Dulu aku tinggal tidak jauh dari daerah berkonflik, siapapun yang masuk harus melewati pemeriksaan yang ketat. Bahkan kami yang anak anak pun tidak diizinkan untuk bersekolah di luar area militer, adapun pendidikan kami, mereka membangun sekolah khusus anak anak pasukan yang gurunya di rekrut langsung dari kamp militer itu. Katanya sangat berbahaya kalau kami sekolah di luar, terlebih kalau identitas kami ketahuan.


Karena itu... Aku tidak terlalu yakin dengan apa yang dikatakan Mas Arka, kecuali kalau dia memang bagian dari militer itu sendiri. Tapi apa mungkin? Saat aku umur delapan tahun, Mas Arka baru enam belas tahun dan itu belum bisa masuk pasukan. Dan saat itu Siswa yang masih pendidikan, tidak diizinkan bertpartisipasi dalam tim.


Kenapa aku tahu banyak? Karena saat itu papi sudah menjadi kapten di timnya, aku beberapa kali bertemu dengan anggota Papi dan tidak ada yang usia enam bel-


Eh!


Aku melihat Mas Arka, memperhatikannya baik baik. Dia tidak mungkin orang itu kan? Prajurit yang di rumorkan itu kan? Mustahil. Ada dua prajurit dalam rumor, tapi tidak mungkin Mas Arka kan?


Tau ah!


"Tidak selama kamu kenal Nila kan?" apasih nih tante tante, ngotot banget.


"Ekhem, Mbak Nunu, Mbak Mira pasti capekkan? Aku sudah siapin kamar, kalian bisa istirahat." Ibu memberi isyarat untukku berdiri "Kebetulan kami sudah menyiapkan makan, kalian pasti lapar. Nak Nila ayo makan terus istirahat dulu."


Nila tersenyum "Iya tante." jawabnya dengan suara lembut.
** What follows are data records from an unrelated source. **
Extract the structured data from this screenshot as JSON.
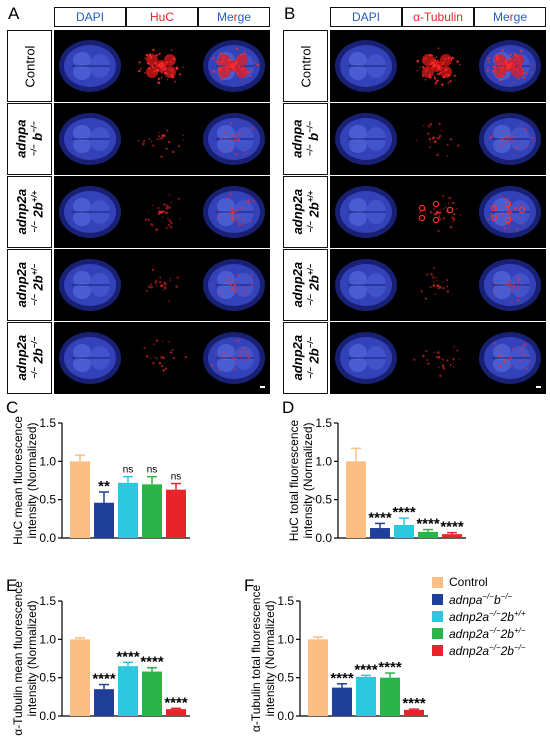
{
  "panels": {
    "A": {
      "letter": "A",
      "headers": [
        "DAPI",
        "HuC",
        "Merge"
      ],
      "rows": [
        {
          "parts": [
            "Control"
          ]
        },
        {
          "parts": [
            "adnpa",
            "−/− b−/−"
          ]
        },
        {
          "parts": [
            "adnp2a",
            "−/− 2b+/+"
          ]
        },
        {
          "parts": [
            "adnp2a",
            "−/− 2b+/−"
          ]
        },
        {
          "parts": [
            "adnp2a",
            "−/− 2b−/−"
          ]
        }
      ]
    },
    "B": {
      "letter": "B",
      "headers": [
        "DAPI",
        "α-Tubulin",
        "Merge"
      ],
      "rows": [
        {
          "parts": [
            "Control"
          ]
        },
        {
          "parts": [
            "adnpa",
            "−/− b−/−"
          ]
        },
        {
          "parts": [
            "adnp2a",
            "−/− 2b+/+"
          ]
        },
        {
          "parts": [
            "adnp2a",
            "−/− 2b+/−"
          ]
        },
        {
          "parts": [
            "adnp2a",
            "−/− 2b−/−"
          ]
        }
      ]
    }
  },
  "colors": {
    "header_blue": "#1f5fbf",
    "header_red": "#e8252b",
    "dapi": "#3b49c8",
    "signal_red": "#ff2020"
  },
  "legend": [
    {
      "label": "Control",
      "color": "#fbbf85"
    },
    {
      "label": "adnpa−/−b−/−",
      "color": "#1f3f99"
    },
    {
      "label": "adnp2a−/−2b+/+",
      "color": "#2ec7e0"
    },
    {
      "label": "adnp2a−/−2b+/−",
      "color": "#2bb44a"
    },
    {
      "label": "adnp2a−/−2b−/−",
      "color": "#e8232b"
    }
  ],
  "chart_data": [
    {
      "panel": "C",
      "type": "bar",
      "ylabel": "HuC mean fluorescence intensity (Normalized)",
      "ylim": [
        0,
        1.5
      ],
      "yticks": [
        "0.0",
        "0.5",
        "1.0",
        "1.5"
      ],
      "categories": [
        "Control",
        "adnpa−/−b−/−",
        "adnp2a−/−2b+/+",
        "adnp2a−/−2b+/−",
        "adnp2a−/−2b−/−"
      ],
      "values": [
        1.0,
        0.46,
        0.72,
        0.7,
        0.63
      ],
      "errors": [
        0.08,
        0.14,
        0.08,
        0.1,
        0.08
      ],
      "significance": [
        "",
        "**",
        "ns",
        "ns",
        "ns"
      ]
    },
    {
      "panel": "D",
      "type": "bar",
      "ylabel": "HuC total fluorescence intensity (Normalized)",
      "ylim": [
        0,
        1.5
      ],
      "yticks": [
        "0.0",
        "0.5",
        "1.0",
        "1.5"
      ],
      "categories": [
        "Control",
        "adnpa−/−b−/−",
        "adnp2a−/−2b+/+",
        "adnp2a−/−2b+/−",
        "adnp2a−/−2b−/−"
      ],
      "values": [
        1.0,
        0.13,
        0.17,
        0.08,
        0.05
      ],
      "errors": [
        0.17,
        0.06,
        0.09,
        0.03,
        0.02
      ],
      "significance": [
        "",
        "****",
        "****",
        "****",
        "****"
      ]
    },
    {
      "panel": "E",
      "type": "bar",
      "ylabel": "α-Tubulin mean fluorescence intensity (Normalized)",
      "ylim": [
        0,
        1.5
      ],
      "yticks": [
        "0.0",
        "0.5",
        "1.0",
        "1.5"
      ],
      "categories": [
        "Control",
        "adnpa−/−b−/−",
        "adnp2a−/−2b+/+",
        "adnp2a−/−2b+/−",
        "adnp2a−/−2b−/−"
      ],
      "values": [
        1.0,
        0.35,
        0.65,
        0.58,
        0.09
      ],
      "errors": [
        0.02,
        0.06,
        0.05,
        0.05,
        0.01
      ],
      "significance": [
        "",
        "****",
        "****",
        "****",
        "****"
      ]
    },
    {
      "panel": "F",
      "type": "bar",
      "ylabel": "α-Tubulin total fluorescence intensity (Normalized)",
      "ylim": [
        0,
        1.5
      ],
      "yticks": [
        "0.0",
        "0.5",
        "1.0",
        "1.5"
      ],
      "categories": [
        "Control",
        "adnpa−/−b−/−",
        "adnp2a−/−2b+/+",
        "adnp2a−/−2b+/−",
        "adnp2a−/−2b−/−"
      ],
      "values": [
        1.0,
        0.37,
        0.51,
        0.5,
        0.08
      ],
      "errors": [
        0.03,
        0.05,
        0.02,
        0.06,
        0.01
      ],
      "significance": [
        "",
        "****",
        "****",
        "****",
        "****"
      ]
    }
  ]
}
Syiit... Seperinya dia tipe yang sangat jauh beda denganku, aku tipe bar bar dan agak tomboy dari kecil.


Insecure boleh ngak sih?


Dari cara jalan terlihat sangat anggun dan berpendidikan, dari senyum tipisnya, aduh... Aku saja yang perempuan mleyot melihatnya.


"Sayang, kamu simpan dulu barang bawaanmu ke kamar." bisik Ibu mertuaku "Biar Ibu yang ngurusin tante Nunu, kamu pasti kurang nyaman kan?"


Aku hanya bisa tersenyum kecut, kalau tante Nunu bukan orang tua, sudah aku balas dia. Tapi aku tidak mau mempermalukan ibu mertuaku, terlebih kalau aku bersikap kurang ajar orang tua ku lah yang bakal jadi sorotan. Mereka akan dikatakan tidak becus mendidik anak, padahal mereka sudah mendidikku dengan sangat baik.


"Iya, Ma. Terima kasih."


Aku mengambil tasku dan berjalan ke arah kamar, tapi mataku masih melirik ke dapur sebelum benar benar naik ke atas.